Au lendemain de cette victoire, les réactions sont contrastées mais majoritairement alarmistes. Des figures comme le responsable des mémoriaux des camps de Buchenwald et Mittelbau-Dora ont exprimé leur profonde indignation, jugeant le résultat "une honte qui laisse sans voix" et participant à des manifestations à Berlin. La presse internationale, à l'instar du quotidien français Libération, qualifie Ulrich Siegmund, le dirigeant de l'AfD dans la région, de "brun flippant", pointant du doigt un programme axé sur des mesures anti-immigration, anti-minorités et ultranationalistes, d'une radicalité jugée "inédite".

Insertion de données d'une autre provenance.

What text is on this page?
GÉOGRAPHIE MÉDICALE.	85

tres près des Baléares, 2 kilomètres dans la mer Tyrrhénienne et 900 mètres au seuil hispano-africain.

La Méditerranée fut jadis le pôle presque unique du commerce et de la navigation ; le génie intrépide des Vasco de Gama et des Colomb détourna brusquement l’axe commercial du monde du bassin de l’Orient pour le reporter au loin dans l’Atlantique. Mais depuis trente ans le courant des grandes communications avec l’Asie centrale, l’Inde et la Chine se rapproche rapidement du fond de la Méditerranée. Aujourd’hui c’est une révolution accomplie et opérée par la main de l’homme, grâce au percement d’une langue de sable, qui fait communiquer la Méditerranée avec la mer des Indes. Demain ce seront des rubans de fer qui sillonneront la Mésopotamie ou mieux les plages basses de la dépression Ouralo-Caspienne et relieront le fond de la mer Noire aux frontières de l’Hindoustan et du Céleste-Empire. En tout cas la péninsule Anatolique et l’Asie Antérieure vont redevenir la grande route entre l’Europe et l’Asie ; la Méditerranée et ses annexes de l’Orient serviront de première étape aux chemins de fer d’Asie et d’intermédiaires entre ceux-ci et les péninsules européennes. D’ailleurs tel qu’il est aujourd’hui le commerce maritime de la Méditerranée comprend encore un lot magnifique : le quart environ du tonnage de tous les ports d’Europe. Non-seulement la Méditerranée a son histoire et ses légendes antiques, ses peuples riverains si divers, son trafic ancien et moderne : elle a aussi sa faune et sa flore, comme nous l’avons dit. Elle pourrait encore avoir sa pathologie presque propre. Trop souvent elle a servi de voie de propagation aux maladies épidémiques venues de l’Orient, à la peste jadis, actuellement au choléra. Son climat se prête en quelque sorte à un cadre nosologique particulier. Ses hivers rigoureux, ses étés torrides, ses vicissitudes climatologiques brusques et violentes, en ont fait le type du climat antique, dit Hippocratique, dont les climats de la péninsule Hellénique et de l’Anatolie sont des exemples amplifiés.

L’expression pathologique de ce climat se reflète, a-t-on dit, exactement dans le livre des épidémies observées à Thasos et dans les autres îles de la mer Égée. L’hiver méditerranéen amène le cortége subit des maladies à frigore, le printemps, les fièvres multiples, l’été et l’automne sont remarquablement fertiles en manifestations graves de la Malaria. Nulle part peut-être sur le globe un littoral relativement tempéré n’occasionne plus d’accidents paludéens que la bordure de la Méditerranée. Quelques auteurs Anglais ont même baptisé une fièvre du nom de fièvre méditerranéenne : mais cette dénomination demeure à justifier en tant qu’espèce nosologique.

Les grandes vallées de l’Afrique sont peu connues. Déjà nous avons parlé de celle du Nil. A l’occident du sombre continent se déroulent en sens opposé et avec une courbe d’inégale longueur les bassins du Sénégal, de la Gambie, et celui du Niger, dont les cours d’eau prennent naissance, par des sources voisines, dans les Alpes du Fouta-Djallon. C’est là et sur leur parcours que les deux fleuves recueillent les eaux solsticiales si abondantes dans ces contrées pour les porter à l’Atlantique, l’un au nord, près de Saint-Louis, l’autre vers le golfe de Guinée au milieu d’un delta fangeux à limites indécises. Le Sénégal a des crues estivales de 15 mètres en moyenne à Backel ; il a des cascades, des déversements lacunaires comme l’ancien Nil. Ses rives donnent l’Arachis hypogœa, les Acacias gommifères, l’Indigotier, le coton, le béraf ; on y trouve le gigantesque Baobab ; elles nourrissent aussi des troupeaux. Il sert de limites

Cette radicalité ne se limite pas aux propositions politiques actuelles. La chercheuse Sophie Schmalenberger, citée par le journal belge Le Soir, met en lumière une relecture particulière de l'histoire allemande par l'AfD. Bien que le parti condamne formellement le passé nazi lors des journées de commémoration, il tend à minimiser l'importance de la Shoah dans la définition de l'identité allemande contemporaine, imposant une conception où cet événement n'aurait plus de poids réel. Cette approche historiographique interroge la place de la mémoire collective dans le discours du parti.
Le retentissement de cette victoire dépasse largement les frontières allemandes. Aux États-Unis, des figures trumpistes, ainsi que des sources à Moscou, ont salué le résultat, bien que l'ancien président Donald Trump n'ait pas formellement commenté, il a néanmoins affiché son intérêt en partageant des données électorales. Sur le plan intérieur, cette situation place le Chancelier Friedrich Merz sous une pression intense. Décrit comme "un chancelier dans la crise" par Der Tagesspiegel, il est sommé de mener enfin les réformes promises au début de son mandat. The Financial Times prévient que le mécontentement national envers la coalition gouvernementale, qui a nourri le succès de l'AfD en Saxe-Anhalt, se propage à travers tout le pays, rendant la tâche de Merz de plus en plus ardue.
Face à ce "coup de tonnerre" politique, la capacité du Chancelier Merz à redynamiser sa coalition chancelante et à regagner la confiance des électeurs est remise en question par de nombreux observateurs, dont Libération. Alors que de nouvelles élections régionales se profilent en Mecklembourg-Poméranie occidentale le 20 septembre, l'Allemagne se trouve à un carrefour politique majeur, confrontée à une montée de l'extrême droite qui exige des réponses claires et rapides de la part de l'establishment traditionnel.